Up From Poverty

By Dr. Harold A. Black
blackh@knoxfocus.com
haroldblackphd.com

Go back in your family’s history and you will find poverty. I am not poor. Neither is anyone in my family. I have a PhD. Both my children have MBAs. My late brother had a PhD as do his two children. My parents both had master’s degrees. Their siblings all had at least two-year college degrees. Dad’s parents did not finish high school. His father drove a coal truck. His mother was a maid. They had seven children who lived (two others died in infancy). His mother refused to let her daughters do housework saying that she was not raising the next generation of maids. The boys did the housework but apparently my father did not do any of the cooking. All seven children went to HBCUs. Dad and his brothers worked seasonally as migrant workers to pay for their schooling. He and his brothers also worked to help pay for their sisters’ education.

Mother’s father Milous Towles was a farmer with a primary school education. Her mother was a high school graduate who had to go to a private boarding school in Macon because there was no high school for blacks in her hometown of Gray, Georgia. With that high school degree granted from Ballard Boarding School for Girls in 1906, she was certified to teach “Negro children in the state of Georgia.” I asked my mother how could her father afford to send his daughter Mary to boarding school.

Mother said, “He was an entrepreneur.”

I asked, “What does that mean?”

Mother replied, “He was a bootlegger.”

Pop Milous was illiterate. I have a deed with his “X” on it. However, he wanted a different future for his children. My grandmother became the one-room schoolmarm for black children in Gray, Georgia. Mother went to Fort Valley State College (now university). She only had enough money for one year but Fort Valley let her work in the registrar’s office and waived all her tuition and fees. Mother then received the very first four-year degree awarded by Fort Valley. She was forever grateful and made a significant contribution to Fort Valley every year from her graduation to her death at 101. She is considered the mother of the university which created the Harriet Barfield Black Society in her honor.

I have great admiration for those who came before me. By growing up in an educated household, my brother and I could read before we went to school. We both skipped the first grade. My brother wanted to be an engineer. Since he could not go to Georgia Tech because of segregation, he went to Purdue. The state of Georgia paid his out-of-state tuition since he was majoring in a subject not taught at one of the state’s three black HBCUs. I wanted to follow my brother to Purdue. However, the University of Georgia was ordered to desegregate in my junior year. The state took away the tuition grant to black students. My father told me he did not have enough to send both of us to Purdue and I would have to find someplace else. I found the University of Georgia.
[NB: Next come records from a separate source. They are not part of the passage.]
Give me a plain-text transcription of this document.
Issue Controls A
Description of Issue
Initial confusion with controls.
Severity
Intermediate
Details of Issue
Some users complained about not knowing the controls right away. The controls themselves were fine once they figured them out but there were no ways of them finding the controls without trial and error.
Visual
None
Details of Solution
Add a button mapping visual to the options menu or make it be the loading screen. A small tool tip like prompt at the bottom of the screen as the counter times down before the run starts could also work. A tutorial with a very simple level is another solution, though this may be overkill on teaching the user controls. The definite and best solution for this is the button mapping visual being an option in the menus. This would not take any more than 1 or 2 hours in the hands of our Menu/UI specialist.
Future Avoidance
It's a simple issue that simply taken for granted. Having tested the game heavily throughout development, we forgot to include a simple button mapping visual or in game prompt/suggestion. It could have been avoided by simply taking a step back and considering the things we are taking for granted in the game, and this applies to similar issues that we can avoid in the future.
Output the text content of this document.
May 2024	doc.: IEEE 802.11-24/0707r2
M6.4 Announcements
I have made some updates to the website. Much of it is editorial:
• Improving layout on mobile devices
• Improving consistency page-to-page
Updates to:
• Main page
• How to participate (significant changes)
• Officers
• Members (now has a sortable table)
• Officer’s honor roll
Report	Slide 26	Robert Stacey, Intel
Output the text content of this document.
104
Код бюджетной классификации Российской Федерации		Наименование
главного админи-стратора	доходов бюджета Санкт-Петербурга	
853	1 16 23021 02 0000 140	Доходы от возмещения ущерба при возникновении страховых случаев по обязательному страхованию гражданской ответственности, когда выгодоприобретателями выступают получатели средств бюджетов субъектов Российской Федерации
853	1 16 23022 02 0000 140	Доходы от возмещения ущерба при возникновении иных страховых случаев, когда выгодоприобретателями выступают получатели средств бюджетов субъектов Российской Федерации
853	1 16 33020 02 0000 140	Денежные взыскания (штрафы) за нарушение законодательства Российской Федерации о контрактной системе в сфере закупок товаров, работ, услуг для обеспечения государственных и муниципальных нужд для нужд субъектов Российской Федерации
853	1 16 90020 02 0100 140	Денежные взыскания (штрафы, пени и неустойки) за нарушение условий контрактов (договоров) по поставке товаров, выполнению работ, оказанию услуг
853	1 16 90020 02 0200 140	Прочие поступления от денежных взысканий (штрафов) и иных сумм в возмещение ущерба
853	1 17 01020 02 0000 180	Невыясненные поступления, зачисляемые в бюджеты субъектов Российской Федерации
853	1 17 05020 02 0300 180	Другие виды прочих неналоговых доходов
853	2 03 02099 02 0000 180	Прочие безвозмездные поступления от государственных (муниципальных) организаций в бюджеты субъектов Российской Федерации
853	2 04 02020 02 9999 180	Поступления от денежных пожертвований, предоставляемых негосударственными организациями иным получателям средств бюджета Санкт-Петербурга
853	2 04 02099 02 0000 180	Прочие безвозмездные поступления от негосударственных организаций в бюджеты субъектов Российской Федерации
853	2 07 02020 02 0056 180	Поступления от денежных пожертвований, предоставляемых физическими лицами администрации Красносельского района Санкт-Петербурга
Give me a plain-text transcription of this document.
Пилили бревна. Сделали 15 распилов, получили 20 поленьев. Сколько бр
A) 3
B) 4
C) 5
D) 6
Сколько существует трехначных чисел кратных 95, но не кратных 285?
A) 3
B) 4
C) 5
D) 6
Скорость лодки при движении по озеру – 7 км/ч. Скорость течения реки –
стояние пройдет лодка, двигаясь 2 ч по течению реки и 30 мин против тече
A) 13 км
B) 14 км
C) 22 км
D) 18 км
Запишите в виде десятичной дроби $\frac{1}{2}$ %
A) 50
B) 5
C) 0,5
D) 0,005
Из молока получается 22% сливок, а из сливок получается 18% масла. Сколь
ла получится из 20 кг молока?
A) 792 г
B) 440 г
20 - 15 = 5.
My parents paid for our college and gave us a stipend so we wouldn’t have to work. We knew our history and knew we had it easy. We did not have to leave school to be migrant workers to pay for our education like Dad. We did not have to fear that the money would run out and we would have to leave school without the degree like our mother. We were not destined to do manual labor or clean house for white people. We did not use “X” as our signature. We did not have to pick cotton under the sweltering Georgia sun and be fed in the fields from hog troughs like Ma Mat, my great-grandmother. Yet because of them and the others who went before them, we are forever in their debt. There may be well-educated poor black folk, but I do not know any. The surest way out of poverty is through education. Yet most black politicians and civil rights organizations are seemingly against increasing the reading and math proficiency of black children. They have created an industry out of poor black folk and the end of poverty would mean the end of grants and donations from guilty white people. I am ashamed of the NAACP, Jesse Jackson, Al Sharpton, Ibram X. Kendi and all the race hustlers. They do us all a disservice.